Cinnamon Chia Oatmeal

Oatmeal is one of my favorite breakfasts to have in the morning. I make it at least twice a week because it is easy, delicious, meal prep friendly and satisfying. As a busy mom, I prioritize having simple, nutritious, and delicious options in my toolkit readily available to me on hectic mornings. Oatmeal is something I can make a big batch of and it will feed me and my kids easily. My kids love oatmeal, especially this oatmeal.

This oatmeal is sweet and creamy without any added sugars. I love using real fruit like banana to sweeten my breakfasts instead of added sugars because it is low glycemic which is important at the start of the day.

Chia oatmeal is the perfect breakfast because is is filling and satiating. The combination of healthy fats, fiber and protein will help to energize you through your morning while keeping cravings at bay.

I also love sneaking in extra nutrition benefits into my oatmeal such as:

-chia seeds which are a complete source of plant based protein, a great source of omega 3’s and fiber
-hempseeds which add great protein, omega 3 fatty acids and calcium
-cinnamon which has incredible benefits for hut health and blood sugar levels

I believe that every great oatmeal starts with good quality oats and a creamy nut milk. For oats, I love using organic sprouted rolled oats or organic stone ground oats. Check your local farmers market to see if you have farm fresh oats available to you. For nut milk I recommend using a creamy nut milk that is either only sweetened with vanilla or dates. I love using a homemade nut milk as it is inexpensive and more delicious. I typically use about 1 cup for every 32 oz of water to keep the milk creamy. Cashew or almond milk are my favorites.

This batch feeds my toddler, my baby and myself perfectly. If you are making this for your baby just omit the salt! If you are serving more people just double the batch. It stores fabulously in the fridge for up to 4 days.

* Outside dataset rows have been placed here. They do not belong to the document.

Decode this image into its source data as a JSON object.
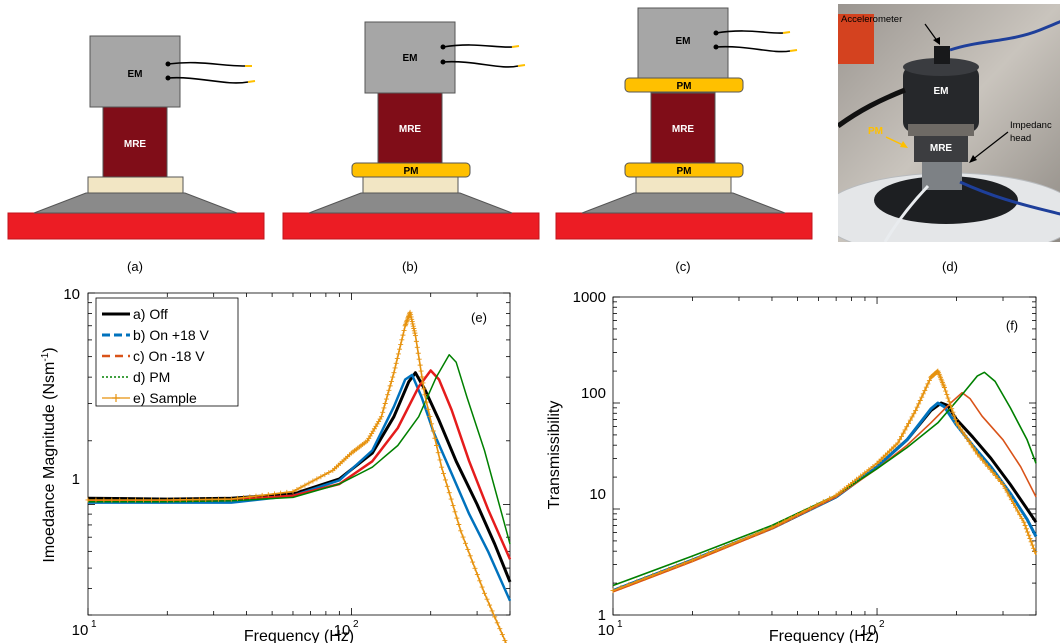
{
  "schematics": {
    "a": {
      "em": "EM",
      "mre": "MRE"
    },
    "b": {
      "em": "EM",
      "mre": "MRE",
      "pm_bottom": "PM"
    },
    "c": {
      "em": "EM",
      "mre": "MRE",
      "pm_top": "PM",
      "pm_bottom": "PM"
    },
    "photo": {
      "accelerometer": "Accelerometer",
      "em": "EM",
      "pm": "PM",
      "mre": "MRE",
      "impedance_head_1": "Impedanc",
      "impedance_head_2": "head"
    }
  },
  "panel_labels": {
    "a": "(a)",
    "b": "(b)",
    "c": "(c)",
    "d": "(d)",
    "e": "(e)",
    "f": "(f)"
  },
  "colors": {
    "em": "#a6a6a6",
    "mre": "#800d18",
    "pm": "#ffc000",
    "base_top": "#f2e6c4",
    "base_cone": "#8a8a8a",
    "base_slab": "#ec1c24",
    "series_off": "#000000",
    "series_pos": "#0072bd",
    "series_neg": "#d95319",
    "series_pm": "#008000",
    "series_sample": "#e6920f",
    "series_red": "#e51c1c"
  },
  "chart_data": [
    {
      "type": "line",
      "panel": "(e)",
      "xlabel": "Frequency (Hz)",
      "ylabel": "Imoedance Magnitude (Nsm",
      "ylabel_sup": "-1",
      "ylabel_close": ")",
      "xscale": "log",
      "yscale": "log",
      "xlim": [
        10,
        400
      ],
      "ylim": [
        0.3,
        10
      ],
      "xticks": [
        "10",
        "10",
        "10"
      ],
      "xtick_exps": [
        "1",
        "2"
      ],
      "yticks": [
        "1",
        "10"
      ],
      "legend": {
        "placement": "top-left",
        "entries": [
          "a) Off",
          "b) On +18 V",
          "c) On -18 V",
          "d) PM",
          "e) Sample"
        ]
      },
      "series": [
        {
          "name": "a) Off",
          "style": "solid-thick",
          "x": [
            10,
            20,
            35,
            60,
            90,
            120,
            145,
            165,
            175,
            190,
            215,
            250,
            300,
            350,
            400
          ],
          "y": [
            1.07,
            1.06,
            1.07,
            1.12,
            1.32,
            1.75,
            2.6,
            3.8,
            4.2,
            3.5,
            2.5,
            1.6,
            1.0,
            0.65,
            0.43
          ]
        },
        {
          "name": "b) On +18 V",
          "style": "dashed",
          "x": [
            10,
            20,
            35,
            60,
            90,
            120,
            145,
            160,
            170,
            185,
            205,
            240,
            280,
            330,
            400
          ],
          "y": [
            1.02,
            1.02,
            1.02,
            1.1,
            1.3,
            1.8,
            2.9,
            3.9,
            4.1,
            3.2,
            2.2,
            1.4,
            0.9,
            0.6,
            0.35
          ]
        },
        {
          "name": "c) On -18 V",
          "style": "dashed",
          "x": [
            10,
            20,
            35,
            60,
            90,
            120,
            150,
            180,
            200,
            215,
            240,
            280,
            330,
            400
          ],
          "y": [
            1.04,
            1.04,
            1.05,
            1.1,
            1.25,
            1.6,
            2.3,
            3.6,
            4.3,
            3.9,
            2.8,
            1.6,
            0.95,
            0.55
          ]
        },
        {
          "name": "d) PM",
          "style": "dotted",
          "x": [
            10,
            20,
            35,
            60,
            90,
            120,
            150,
            180,
            210,
            235,
            250,
            275,
            320,
            400
          ],
          "y": [
            1.03,
            1.03,
            1.04,
            1.08,
            1.25,
            1.5,
            1.9,
            2.6,
            4.0,
            5.1,
            4.7,
            3.2,
            1.8,
            0.65
          ]
        },
        {
          "name": "e) Sample",
          "style": "plus",
          "x": [
            10,
            20,
            35,
            60,
            85,
            100,
            115,
            130,
            145,
            160,
            167,
            175,
            190,
            220,
            260,
            320,
            400
          ],
          "y": [
            1.05,
            1.05,
            1.06,
            1.15,
            1.45,
            1.75,
            2.0,
            2.6,
            4.2,
            7.0,
            8.1,
            6.3,
            3.3,
            1.5,
            0.75,
            0.38,
            0.2
          ]
        }
      ]
    },
    {
      "type": "line",
      "panel": "(f)",
      "xlabel": "Frequency (Hz)",
      "ylabel": "Transmissibility",
      "xscale": "log",
      "yscale": "log",
      "xlim": [
        10,
        400
      ],
      "ylim": [
        1,
        1000
      ],
      "xticks": [
        "10",
        "10"
      ],
      "xtick_exps": [
        "1",
        "2"
      ],
      "yticks": [
        "1",
        "10",
        "100",
        "1000"
      ],
      "series": [
        {
          "name": "a) Off",
          "style": "solid-thick",
          "x": [
            10,
            20,
            40,
            70,
            100,
            130,
            160,
            175,
            185,
            200,
            230,
            270,
            320,
            370,
            400
          ],
          "y": [
            1.7,
            3.3,
            6.6,
            13,
            25,
            45,
            85,
            100,
            95,
            70,
            48,
            30,
            17,
            10,
            7.5
          ]
        },
        {
          "name": "b) On +18 V",
          "style": "solid-thick",
          "x": [
            10,
            20,
            40,
            70,
            100,
            130,
            160,
            170,
            180,
            200,
            230,
            270,
            320,
            370,
            400
          ],
          "y": [
            1.7,
            3.3,
            6.6,
            13,
            25,
            45,
            88,
            100,
            92,
            62,
            40,
            25,
            14,
            8,
            5.5
          ]
        },
        {
          "name": "c) On -18 V",
          "style": "solid",
          "x": [
            10,
            20,
            40,
            70,
            100,
            130,
            160,
            190,
            210,
            225,
            250,
            300,
            350,
            400
          ],
          "y": [
            1.65,
            3.2,
            6.5,
            13,
            24,
            40,
            65,
            100,
            125,
            110,
            75,
            45,
            25,
            13
          ]
        },
        {
          "name": "d) PM",
          "style": "solid",
          "x": [
            10,
            20,
            40,
            70,
            100,
            130,
            170,
            210,
            240,
            255,
            280,
            320,
            370,
            400
          ],
          "y": [
            1.9,
            3.6,
            7.0,
            13.5,
            24,
            38,
            65,
            120,
            180,
            195,
            160,
            90,
            45,
            27
          ]
        },
        {
          "name": "e) Sample",
          "style": "plus",
          "x": [
            10,
            20,
            40,
            70,
            100,
            120,
            140,
            160,
            170,
            180,
            200,
            240,
            300,
            360,
            400
          ],
          "y": [
            1.7,
            3.3,
            6.7,
            13.5,
            27,
            42,
            85,
            175,
            200,
            140,
            65,
            33,
            17,
            7.5,
            3.7
          ]
        }
      ]
    }
  ]
}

What you need (serves 1.5-2)

3/4 cup organic rolled oats
a pinch of salt
2 tbsp chia seeds
2 tbsp hempseed
A few generous pinches of Ceylon cinnamon
1 1/2 cup vanilla plant milk (unsweetened or only sweetened with dates)
1 ripe mashed banana

Directions: Heat a saucepan over low heat. Add all of the ingredients. Cook for 5-10 minutes, stirring occasionally. When finished the oats should be thick, soft and mushy. Test the oats for doneness before removing from heat. Some oats like stone ground oats require more time to cook.

Tip: If liquid is fully absorbed before the oats are fully cooked just gradually add a little more plant milk until the oats are cooked.